To be sure, the Respect for Open Expression Policy, in addition to affirming the values of open expression and dissent, also acknowledges “the challenges of the creative tensions associated with courageous inquiry in an ever changing community.” The Policy also states that “Emory University also affirms values of diversity, inclusion, and community.” But these values cannot support suppression of speech based on its expressive content, whether by a University official or anyone else.

The very paragraph that begins with affirming “diversity, inclusion, and community” ends with a statement that “[c]ivility and respect are core values in our community, and we ask all members of the Community to weigh these carefully when exercising their fundamental right to open expression.”

The hierarchy is clear: “open expression” is a “fundamental right,” while “[c]ivility and respect” are merely to be “weigh[ed] … carefully.” Assuming for the sake of argument that some content on the Wall violated the values of civility, respect, diversity, inclusion, or community — for instance, because of some viewers’ subjective feelings of offense — none of this would trump Community members’ “fundamental right to open expression,” including their “rights … to assemble and demonstrate peaceably.” …

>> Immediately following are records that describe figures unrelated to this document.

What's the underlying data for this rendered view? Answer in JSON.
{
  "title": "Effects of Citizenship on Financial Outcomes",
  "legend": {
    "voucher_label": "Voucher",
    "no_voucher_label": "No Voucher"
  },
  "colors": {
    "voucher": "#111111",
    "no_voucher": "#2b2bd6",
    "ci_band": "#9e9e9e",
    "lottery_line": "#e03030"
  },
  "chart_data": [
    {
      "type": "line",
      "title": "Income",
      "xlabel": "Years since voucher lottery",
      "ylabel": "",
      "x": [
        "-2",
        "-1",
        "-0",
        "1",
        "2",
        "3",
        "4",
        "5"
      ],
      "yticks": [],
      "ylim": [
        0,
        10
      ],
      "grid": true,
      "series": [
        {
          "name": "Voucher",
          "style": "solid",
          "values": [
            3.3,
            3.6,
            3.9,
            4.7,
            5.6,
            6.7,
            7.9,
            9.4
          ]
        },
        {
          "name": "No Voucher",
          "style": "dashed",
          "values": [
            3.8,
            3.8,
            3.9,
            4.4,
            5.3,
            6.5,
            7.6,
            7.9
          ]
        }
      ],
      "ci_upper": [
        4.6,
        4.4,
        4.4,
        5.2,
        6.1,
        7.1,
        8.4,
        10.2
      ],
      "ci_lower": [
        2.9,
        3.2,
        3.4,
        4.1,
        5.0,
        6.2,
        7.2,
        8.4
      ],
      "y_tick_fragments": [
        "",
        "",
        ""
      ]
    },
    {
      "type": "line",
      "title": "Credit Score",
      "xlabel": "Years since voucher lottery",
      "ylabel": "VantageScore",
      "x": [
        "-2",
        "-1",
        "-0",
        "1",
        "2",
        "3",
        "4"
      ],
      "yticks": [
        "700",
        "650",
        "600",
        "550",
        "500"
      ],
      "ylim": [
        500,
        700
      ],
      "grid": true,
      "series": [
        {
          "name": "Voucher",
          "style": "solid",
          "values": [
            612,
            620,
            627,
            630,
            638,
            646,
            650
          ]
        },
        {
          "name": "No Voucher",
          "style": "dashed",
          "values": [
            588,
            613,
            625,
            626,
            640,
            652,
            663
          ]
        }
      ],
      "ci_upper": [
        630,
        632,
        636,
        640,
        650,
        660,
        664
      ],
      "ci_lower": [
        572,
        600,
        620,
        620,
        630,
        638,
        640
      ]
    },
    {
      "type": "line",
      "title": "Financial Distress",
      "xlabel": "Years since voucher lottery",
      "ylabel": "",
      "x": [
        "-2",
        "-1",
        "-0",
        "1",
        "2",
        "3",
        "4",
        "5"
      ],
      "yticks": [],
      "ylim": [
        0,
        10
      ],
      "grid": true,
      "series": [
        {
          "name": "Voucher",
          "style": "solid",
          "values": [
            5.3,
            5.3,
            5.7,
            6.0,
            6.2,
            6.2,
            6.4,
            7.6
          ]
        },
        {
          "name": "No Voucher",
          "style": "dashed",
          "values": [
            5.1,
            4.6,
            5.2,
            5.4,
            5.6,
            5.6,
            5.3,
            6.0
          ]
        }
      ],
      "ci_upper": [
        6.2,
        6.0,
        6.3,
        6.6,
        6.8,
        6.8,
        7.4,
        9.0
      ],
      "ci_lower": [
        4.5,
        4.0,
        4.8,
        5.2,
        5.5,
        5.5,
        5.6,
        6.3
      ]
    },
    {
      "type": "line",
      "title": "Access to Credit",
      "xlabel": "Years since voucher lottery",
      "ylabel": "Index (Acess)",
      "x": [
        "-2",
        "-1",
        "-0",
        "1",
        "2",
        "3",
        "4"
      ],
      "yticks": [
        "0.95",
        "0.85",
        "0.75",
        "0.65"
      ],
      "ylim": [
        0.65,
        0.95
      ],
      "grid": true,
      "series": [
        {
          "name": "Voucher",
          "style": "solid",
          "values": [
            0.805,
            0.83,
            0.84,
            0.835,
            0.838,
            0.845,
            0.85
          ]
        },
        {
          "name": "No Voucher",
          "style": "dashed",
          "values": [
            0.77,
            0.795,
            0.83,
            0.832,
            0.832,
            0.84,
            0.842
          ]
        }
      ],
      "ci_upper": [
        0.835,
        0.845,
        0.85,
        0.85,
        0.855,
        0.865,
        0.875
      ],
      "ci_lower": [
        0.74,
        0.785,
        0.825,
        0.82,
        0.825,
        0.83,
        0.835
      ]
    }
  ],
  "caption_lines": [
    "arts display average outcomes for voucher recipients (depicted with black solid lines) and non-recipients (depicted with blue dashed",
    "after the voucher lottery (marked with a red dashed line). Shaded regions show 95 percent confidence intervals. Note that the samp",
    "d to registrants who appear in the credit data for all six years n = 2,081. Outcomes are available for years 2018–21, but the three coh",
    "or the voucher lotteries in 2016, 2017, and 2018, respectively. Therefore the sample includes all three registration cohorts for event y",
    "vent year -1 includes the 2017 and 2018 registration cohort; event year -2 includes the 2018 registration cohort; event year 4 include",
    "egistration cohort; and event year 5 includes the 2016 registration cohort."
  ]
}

Finally, the Policy states that Community members “violate other policies of the University … and are no longer operating within the spirit of Open Expression at Emory if … [t]hey cause harassment.” The term “harassment” is not defined in the Policy, nor (as far as we can tell) is it explicitly defined anywhere else in Emory’s policies. Fortunately, the term (or a similar term) is defined in several provisions of Georgia law to refer to various one-on-one communications, and in other places in Georgia law the term is used in a context that is clearly limited to one-on-one communications. We use these legal definitions to clarify the exception in the Policy. Expression directed at the world at large, as the displays in this case, cannot be harassing as understood in Georgia law or in the Policy.

For the sake of completeness, we address whether ESJP’s expression could count as “discriminatory harassment” within the meaning of another Emory policy, the Equal Opportunity and Discriminatory Harassment Policy (EODHP). The EODHP uses the term “discriminatory harassment” instead of “harassment,” and divides it into discriminatory harassment “of a sexual nature” and (as relevant here) “of a non-sexual nature.”

Expression on subjects of social and political interest cannot be “discriminatory harassment.” This is because discriminatory harassment requires—at a minimum —that the conduct “denigrate[] or show[] hostility or aversion to an individual or group” on the basis of various characteristics; and that the denigration, hostility, or aversion be “gratuitous[]”; and that the conduct “serve no scholarly purpose appropriate to the academic context.” The expression here showed aversion to a country on the basis of its policies, not to people. In light of the Open Expression Policy’s clear statement that —

Emory University is committed to an environment where the open expression of ideas and open, vigorous debate and speech are valued, promoted, and encouraged. As a community of scholars, we affirm these freedoms of thought, inquiry, speech, and assembly.

— and the Senate’s affirmation that the Open Expression Policy “is paramount to other policies of the University that may conflict, except those grounded expressly in local, state, or national law,” it is apparent that expression on social or political topics cannot be said to be “gratuitous[],” nor that it “serve[s] no scholarly purpose appropriate to the academic context.” The Policy explicitly extends its full protection to impromptu, Emory Community-initiated expression and identifies the entire Emory community as “a community of scholars”; nowhere does the Policy suggest that its protections extend only to classroom activity, formal teaching, commentary by experts with doctorates, peer-reviewed publications, or academic research in a narrow sense.

Sounds quite right to me — and, of course, these principles apply to speech on all topics and from all political perspectives, not just the anti-Israel speech in this particular incident.